Apr 20th, 1:00 PM - 4:00 PM


Influence of Biological Soil Crust and Litter on Bromus Tectorum Establishment Under Natural Conditions

Faculty Sponsor

Dr. Marcelo Serpe


Previous experiments under growth chamber conditions indicated that a biological soil crust dominated by the moss Bryum argenteum decreased the establishment of the invasive weed Bromus tectorum (cheatgrass). We are presently studying whether a similar phenomenon occurs in a natural setting. For this purpose, we prepared trays with bare soil and soil covered with biological soil and distributed B. tectorum seeds over these surfaces.
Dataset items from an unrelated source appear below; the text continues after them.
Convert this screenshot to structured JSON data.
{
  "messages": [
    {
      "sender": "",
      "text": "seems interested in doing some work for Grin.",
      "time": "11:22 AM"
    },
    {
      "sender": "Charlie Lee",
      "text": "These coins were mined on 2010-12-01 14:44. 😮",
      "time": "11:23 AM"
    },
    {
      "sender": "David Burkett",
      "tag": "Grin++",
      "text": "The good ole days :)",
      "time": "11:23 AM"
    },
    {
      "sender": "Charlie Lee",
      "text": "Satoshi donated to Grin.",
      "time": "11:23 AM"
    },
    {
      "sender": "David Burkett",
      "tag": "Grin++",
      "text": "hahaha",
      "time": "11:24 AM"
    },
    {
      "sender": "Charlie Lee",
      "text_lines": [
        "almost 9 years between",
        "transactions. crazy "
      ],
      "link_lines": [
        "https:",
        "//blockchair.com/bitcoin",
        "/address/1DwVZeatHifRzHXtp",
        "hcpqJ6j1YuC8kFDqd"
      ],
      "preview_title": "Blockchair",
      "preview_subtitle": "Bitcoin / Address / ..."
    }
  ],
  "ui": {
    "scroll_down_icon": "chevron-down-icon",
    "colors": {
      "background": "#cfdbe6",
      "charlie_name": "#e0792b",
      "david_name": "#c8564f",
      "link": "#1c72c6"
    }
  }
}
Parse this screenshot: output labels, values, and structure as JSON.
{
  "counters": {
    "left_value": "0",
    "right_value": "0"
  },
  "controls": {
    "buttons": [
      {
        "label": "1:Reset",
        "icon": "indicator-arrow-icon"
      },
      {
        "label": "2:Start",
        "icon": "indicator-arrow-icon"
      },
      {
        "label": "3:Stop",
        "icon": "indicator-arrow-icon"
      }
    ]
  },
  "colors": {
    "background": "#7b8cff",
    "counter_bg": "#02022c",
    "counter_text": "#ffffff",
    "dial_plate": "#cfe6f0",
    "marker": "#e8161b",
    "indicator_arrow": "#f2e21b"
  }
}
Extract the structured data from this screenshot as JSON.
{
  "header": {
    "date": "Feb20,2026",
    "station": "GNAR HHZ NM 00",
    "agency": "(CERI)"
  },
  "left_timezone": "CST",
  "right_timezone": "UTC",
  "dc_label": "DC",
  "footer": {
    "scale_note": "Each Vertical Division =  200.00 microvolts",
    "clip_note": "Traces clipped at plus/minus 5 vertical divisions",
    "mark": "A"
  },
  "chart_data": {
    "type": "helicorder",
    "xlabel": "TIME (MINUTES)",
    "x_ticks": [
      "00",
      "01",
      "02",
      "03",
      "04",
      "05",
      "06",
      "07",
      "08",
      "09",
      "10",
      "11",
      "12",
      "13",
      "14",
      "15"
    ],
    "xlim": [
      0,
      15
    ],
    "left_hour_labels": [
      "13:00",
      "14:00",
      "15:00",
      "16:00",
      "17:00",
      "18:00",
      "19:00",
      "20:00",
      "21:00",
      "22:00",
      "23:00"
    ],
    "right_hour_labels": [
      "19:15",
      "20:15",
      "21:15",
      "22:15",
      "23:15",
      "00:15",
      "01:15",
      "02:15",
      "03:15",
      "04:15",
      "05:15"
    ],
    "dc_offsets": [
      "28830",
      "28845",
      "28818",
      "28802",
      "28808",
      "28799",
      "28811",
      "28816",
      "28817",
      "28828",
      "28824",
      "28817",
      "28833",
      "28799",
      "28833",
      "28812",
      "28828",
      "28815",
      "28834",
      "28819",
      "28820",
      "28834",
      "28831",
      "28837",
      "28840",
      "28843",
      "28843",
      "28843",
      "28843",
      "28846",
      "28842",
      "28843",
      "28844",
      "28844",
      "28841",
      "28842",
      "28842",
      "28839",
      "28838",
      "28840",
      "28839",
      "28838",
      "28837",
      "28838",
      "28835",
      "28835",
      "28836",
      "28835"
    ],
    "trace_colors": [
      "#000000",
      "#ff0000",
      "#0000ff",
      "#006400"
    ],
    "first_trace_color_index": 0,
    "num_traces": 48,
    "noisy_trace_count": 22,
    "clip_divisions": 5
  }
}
Furthermore, we covered half of the trays with B. tectorum litter to investigate the effect of the litter on seed germination and on the photosynthetic performance of the biological soil crust. The trays were placed at the Idaho Botanical Gardens during the summer of 2008. Shoot biomass of B. tectorum and chlorophyll fluorescence parameters of the biological soil crust were determined on samples collected on October 2008 and February 2009. Shoot biomass was about half on biological soil crust than on bare soil. In contrast, the presence of litter led to an increase in the biomass of B. tectorum. For the samples collected on October 2008, the Fv/Fm ratio of the crust determined by chlorophyll fluorescence was not affected by the presence of litter. However, prolonged exposure to litter lowered the photosynthetic efficiency of the crust. On February of 2009, the average Fv/Fm values of crust covered with litter and control crust were 0.36 and 0.76, respectively. We plan to make more measurements on May and July 2009 to ascertain the results observed and to analyze the effects of the treatments on the yield of B. tectorum seeds.